Muitas vezes, são cheques de clientes antigos, velhos conhecidos de quem trabalha do outro lado do balcão e que estão vendo o esforço de toda uma vida ir pelo ralo levado por uma dívida simplesmente impagável.
Num país que discute para o mês que vem a desindexação dos salários, como é possível conviver com taxas de juros dos cheques especiais que já bateram nos 15% ao mês? Para um sindicato corporativista, até que não seria nada mal: quanto maiores os juros, afinal, maiores as margens de lucro dos banqueiros e, portanto, maior seria a capacidade de negociação do sindicato. O silêncio talvez fosse o melhor caminho, segundo os velhos manuais do corporativismo, em que cada parte só defende os seus interesses e o conjunto da sociedade sofre as consequências, como já vimos tantas vezes em nosso país.
Acontece que, antes de sermos bancários, somos todos cidadãos, ao mesmo tempo agentes e vítimas dos destinos nacionais. Se é verdade que o sindicato deve, em primeiro lugar, lutar pelos interesses da categoria, não é menos verdade que nós, bancários, somos também produtores, consumidores e, acima de tudo, cidadãos que sofrem os mesmos problemas dos nossos clientes. A maior parte dos nossos colegas também entrou no cheque especial e não são poucos os que estão desesperados e ameaçados de perder seus empregos por não poder saldar a dívida com o banco onde trabalham.
Só nos últimos dois meses, os jornais registraram que oito colegas nossos foram levados ao gesto extremo do suicídio por não terem condições de saldar seus compromissos. Ainda no último final de semana, os mesmos jornais que chamam de ``marajás" nossos companheiros dos bancos estatais, divulgaram um dado alarmante: no Banespa, o endividamento dos funcionários que entraram nos cheques especiais já corresponde à metade da folha de pagamentos.

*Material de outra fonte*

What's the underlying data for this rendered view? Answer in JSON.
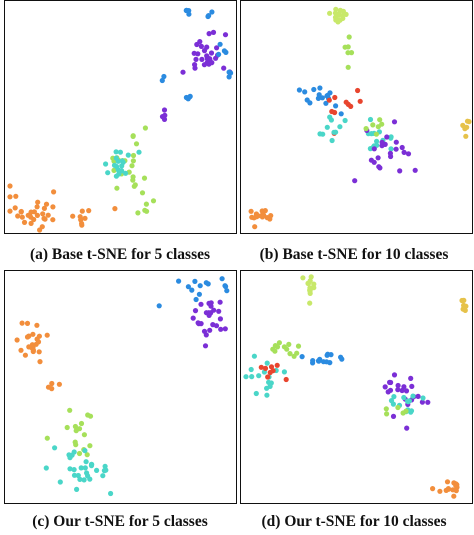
{
  "figure": {
    "captions": [
      "(a) Base t-SNE for 5 classes",
      "(b) Base t-SNE for 10 classes",
      "(c) Our t-SNE for 5 classes",
      "(d) Our t-SNE for 10 classes"
    ]
  },
  "class_colors": {
    "orange": "#f28e3c",
    "light-green": "#a6e05a",
    "cyan": "#4ad6c8",
    "purple": "#7b2fd6",
    "blue": "#2b8be0",
    "yellow-green": "#c8e86a",
    "red": "#e8452e",
    "yellow": "#e6c24a"
  },
  "chart_data": [
    {
      "type": "scatter",
      "title": "(a) Base t-SNE for 5 classes",
      "xlabel": "",
      "ylabel": "",
      "xlim": [
        0,
        1
      ],
      "ylim": [
        0,
        1
      ],
      "grid": false,
      "clusters": [
        {
          "color": "orange",
          "cx": 0.12,
          "cy": 0.08,
          "sx": 0.09,
          "sy": 0.04,
          "n": 34
        },
        {
          "color": "orange",
          "cx": 0.33,
          "cy": 0.05,
          "sx": 0.02,
          "sy": 0.02,
          "n": 6
        },
        {
          "color": "light-green",
          "cx": 0.52,
          "cy": 0.3,
          "sx": 0.05,
          "sy": 0.07,
          "n": 22
        },
        {
          "color": "light-green",
          "cx": 0.61,
          "cy": 0.1,
          "sx": 0.03,
          "sy": 0.02,
          "n": 6
        },
        {
          "color": "cyan",
          "cx": 0.48,
          "cy": 0.28,
          "sx": 0.04,
          "sy": 0.05,
          "n": 18
        },
        {
          "color": "purple",
          "cx": 0.87,
          "cy": 0.78,
          "sx": 0.05,
          "sy": 0.05,
          "n": 30
        },
        {
          "color": "purple",
          "cx": 0.69,
          "cy": 0.5,
          "sx": 0.01,
          "sy": 0.02,
          "n": 4
        },
        {
          "color": "blue",
          "cx": 0.8,
          "cy": 0.98,
          "sx": 0.01,
          "sy": 0.01,
          "n": 4
        },
        {
          "color": "blue",
          "cx": 0.9,
          "cy": 0.96,
          "sx": 0.01,
          "sy": 0.01,
          "n": 4
        },
        {
          "color": "blue",
          "cx": 0.95,
          "cy": 0.81,
          "sx": 0.01,
          "sy": 0.02,
          "n": 4
        },
        {
          "color": "blue",
          "cx": 0.8,
          "cy": 0.59,
          "sx": 0.01,
          "sy": 0.01,
          "n": 4
        },
        {
          "color": "blue",
          "cx": 0.99,
          "cy": 0.7,
          "sx": 0.01,
          "sy": 0.01,
          "n": 3
        },
        {
          "color": "blue",
          "cx": 0.68,
          "cy": 0.67,
          "sx": 0.01,
          "sy": 0.01,
          "n": 2
        }
      ]
    },
    {
      "type": "scatter",
      "title": "(b) Base t-SNE for 10 classes",
      "xlabel": "",
      "ylabel": "",
      "xlim": [
        0,
        1
      ],
      "ylim": [
        0,
        1
      ],
      "grid": false,
      "clusters": [
        {
          "color": "yellow-green",
          "cx": 0.42,
          "cy": 0.96,
          "sx": 0.02,
          "sy": 0.02,
          "n": 16
        },
        {
          "color": "light-green",
          "cx": 0.46,
          "cy": 0.79,
          "sx": 0.01,
          "sy": 0.04,
          "n": 6
        },
        {
          "color": "blue",
          "cx": 0.34,
          "cy": 0.59,
          "sx": 0.05,
          "sy": 0.03,
          "n": 16
        },
        {
          "color": "red",
          "cx": 0.43,
          "cy": 0.58,
          "sx": 0.05,
          "sy": 0.06,
          "n": 10
        },
        {
          "color": "cyan",
          "cx": 0.4,
          "cy": 0.45,
          "sx": 0.03,
          "sy": 0.03,
          "n": 10
        },
        {
          "color": "cyan",
          "cx": 0.58,
          "cy": 0.42,
          "sx": 0.04,
          "sy": 0.03,
          "n": 14
        },
        {
          "color": "purple",
          "cx": 0.65,
          "cy": 0.36,
          "sx": 0.06,
          "sy": 0.04,
          "n": 22
        },
        {
          "color": "light-green",
          "cx": 0.57,
          "cy": 0.46,
          "sx": 0.03,
          "sy": 0.02,
          "n": 6
        },
        {
          "color": "yellow",
          "cx": 0.99,
          "cy": 0.46,
          "sx": 0.01,
          "sy": 0.02,
          "n": 6
        },
        {
          "color": "orange",
          "cx": 0.06,
          "cy": 0.06,
          "sx": 0.03,
          "sy": 0.02,
          "n": 16
        }
      ]
    },
    {
      "type": "scatter",
      "title": "(c) Our t-SNE for 5 classes",
      "xlabel": "",
      "ylabel": "",
      "xlim": [
        0,
        1
      ],
      "ylim": [
        0,
        1
      ],
      "grid": false,
      "clusters": [
        {
          "color": "blue",
          "cx": 0.84,
          "cy": 0.94,
          "sx": 0.04,
          "sy": 0.03,
          "n": 10
        },
        {
          "color": "blue",
          "cx": 0.97,
          "cy": 0.95,
          "sx": 0.01,
          "sy": 0.02,
          "n": 4
        },
        {
          "color": "purple",
          "cx": 0.9,
          "cy": 0.82,
          "sx": 0.04,
          "sy": 0.05,
          "n": 26
        },
        {
          "color": "orange",
          "cx": 0.09,
          "cy": 0.71,
          "sx": 0.04,
          "sy": 0.04,
          "n": 22
        },
        {
          "color": "orange",
          "cx": 0.19,
          "cy": 0.52,
          "sx": 0.01,
          "sy": 0.02,
          "n": 4
        },
        {
          "color": "light-green",
          "cx": 0.32,
          "cy": 0.28,
          "sx": 0.07,
          "sy": 0.06,
          "n": 16
        },
        {
          "color": "cyan",
          "cx": 0.33,
          "cy": 0.12,
          "sx": 0.07,
          "sy": 0.05,
          "n": 30
        }
      ]
    },
    {
      "type": "scatter",
      "title": "(d) Our t-SNE for 10 classes",
      "xlabel": "",
      "ylabel": "",
      "xlim": [
        0,
        1
      ],
      "ylim": [
        0,
        1
      ],
      "grid": false,
      "clusters": [
        {
          "color": "yellow-green",
          "cx": 0.29,
          "cy": 0.96,
          "sx": 0.02,
          "sy": 0.02,
          "n": 14
        },
        {
          "color": "yellow",
          "cx": 0.98,
          "cy": 0.86,
          "sx": 0.01,
          "sy": 0.02,
          "n": 6
        },
        {
          "color": "light-green",
          "cx": 0.17,
          "cy": 0.67,
          "sx": 0.05,
          "sy": 0.03,
          "n": 12
        },
        {
          "color": "blue",
          "cx": 0.34,
          "cy": 0.63,
          "sx": 0.05,
          "sy": 0.02,
          "n": 14
        },
        {
          "color": "cyan",
          "cx": 0.09,
          "cy": 0.55,
          "sx": 0.04,
          "sy": 0.04,
          "n": 16
        },
        {
          "color": "red",
          "cx": 0.12,
          "cy": 0.56,
          "sx": 0.03,
          "sy": 0.04,
          "n": 8
        },
        {
          "color": "purple",
          "cx": 0.72,
          "cy": 0.48,
          "sx": 0.06,
          "sy": 0.05,
          "n": 22
        },
        {
          "color": "cyan",
          "cx": 0.72,
          "cy": 0.42,
          "sx": 0.04,
          "sy": 0.03,
          "n": 14
        },
        {
          "color": "light-green",
          "cx": 0.67,
          "cy": 0.4,
          "sx": 0.03,
          "sy": 0.02,
          "n": 5
        },
        {
          "color": "orange",
          "cx": 0.91,
          "cy": 0.05,
          "sx": 0.03,
          "sy": 0.02,
          "n": 14
        }
      ]
    }
  ]
}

O país precisa se conscientizar que uma retomada articulada e consistente dos investimentos exige o financiamento público. Alavancar investimentos em infra-estrutura, que o próprio programa de governo de FHC estima em R$ 100 bilhões, exige a reorganização dos bancos públicos. BNDES, Banco do Brasil, CEF e os bancos estaduais precisam ser reestruturados, democratizados e orientados para o crédito social e produtivo. Neste sentido, urge que o país mude a agenda de debates e discuta uma estratégia de investimento e financiamento da produção, incluindo propostas de tributação do consumo de luxo para constituir um novo Fundo de Desenvolvimento.

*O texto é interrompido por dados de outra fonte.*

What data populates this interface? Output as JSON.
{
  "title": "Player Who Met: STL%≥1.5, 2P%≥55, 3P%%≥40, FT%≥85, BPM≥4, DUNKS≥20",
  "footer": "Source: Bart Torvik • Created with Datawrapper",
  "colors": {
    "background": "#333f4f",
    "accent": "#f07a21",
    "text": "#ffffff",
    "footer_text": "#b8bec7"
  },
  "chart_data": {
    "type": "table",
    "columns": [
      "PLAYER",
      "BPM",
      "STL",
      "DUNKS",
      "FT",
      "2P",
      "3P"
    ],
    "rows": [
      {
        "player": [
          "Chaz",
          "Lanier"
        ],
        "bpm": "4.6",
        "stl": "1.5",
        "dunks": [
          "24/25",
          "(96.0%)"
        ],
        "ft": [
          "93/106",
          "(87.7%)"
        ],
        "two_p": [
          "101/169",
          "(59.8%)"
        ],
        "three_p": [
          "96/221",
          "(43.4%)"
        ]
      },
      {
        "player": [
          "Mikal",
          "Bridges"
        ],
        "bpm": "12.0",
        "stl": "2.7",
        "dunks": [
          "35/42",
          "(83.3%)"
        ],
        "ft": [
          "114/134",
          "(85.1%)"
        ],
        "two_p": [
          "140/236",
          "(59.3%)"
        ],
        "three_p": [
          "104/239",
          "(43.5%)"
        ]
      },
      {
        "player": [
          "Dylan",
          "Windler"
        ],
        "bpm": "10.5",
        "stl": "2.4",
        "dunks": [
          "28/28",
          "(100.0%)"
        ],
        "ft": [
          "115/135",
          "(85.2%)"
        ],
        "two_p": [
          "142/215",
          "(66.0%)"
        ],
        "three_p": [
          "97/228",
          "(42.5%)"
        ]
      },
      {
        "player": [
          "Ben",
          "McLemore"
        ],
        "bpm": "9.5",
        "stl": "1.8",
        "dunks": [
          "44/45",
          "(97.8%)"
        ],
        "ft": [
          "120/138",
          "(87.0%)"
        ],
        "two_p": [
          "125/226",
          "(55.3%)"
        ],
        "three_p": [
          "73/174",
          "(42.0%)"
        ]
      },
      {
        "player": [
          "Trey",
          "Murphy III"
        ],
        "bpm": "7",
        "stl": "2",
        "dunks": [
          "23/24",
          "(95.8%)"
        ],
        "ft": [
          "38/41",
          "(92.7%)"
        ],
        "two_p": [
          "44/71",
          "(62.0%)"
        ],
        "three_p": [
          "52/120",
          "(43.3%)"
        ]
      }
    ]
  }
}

Os bancários querem participar deste debate, começando pela retomada da proposta de criação de uma câmara setorial do sistema financeiro, envolvendo a Fenaban, o governo e os trabalhadores. A Confederação Nacional dos Bancários chegou a discutir esta proposta com Fernando Henrique Cardoso, então ministro da Fazenda, em setembro de 1993, com o objetivo de promover um amplo debate sobre a reforma do sistema financeiro. Da mesma forma, estamos empenhados em reativar a comissão formada no Congresso Nacional para tratar da regulamentação do Artigo 192 da Constituição Federal, que trata exatamente desta questão.
Nós, bancários, continuaremos lutando por melhores salários -que, por sinal, são miseravelmente baixos frente às espetaculares margens de lucro dos bancos. Mas não trocaremos aumento nos salários pelo silêncio diante da situação econômica do país. Ao lutar pela redução imediata das taxas de juros, estamos dispostos a contribuir para viabilizar uma nova política econômica, que respeite os clientes dos bancos e reconstitua as condições de desenvolvimento com distribuição de renda, riqueza e poder. Os interesses gerais da sociedade devem estar combinados às reivindicações setoriais no momento em que o que está em jogo é o resgate da cidadania, a estabilidade econômica com distribuição de renda e a consolidação da democracia em nosso país.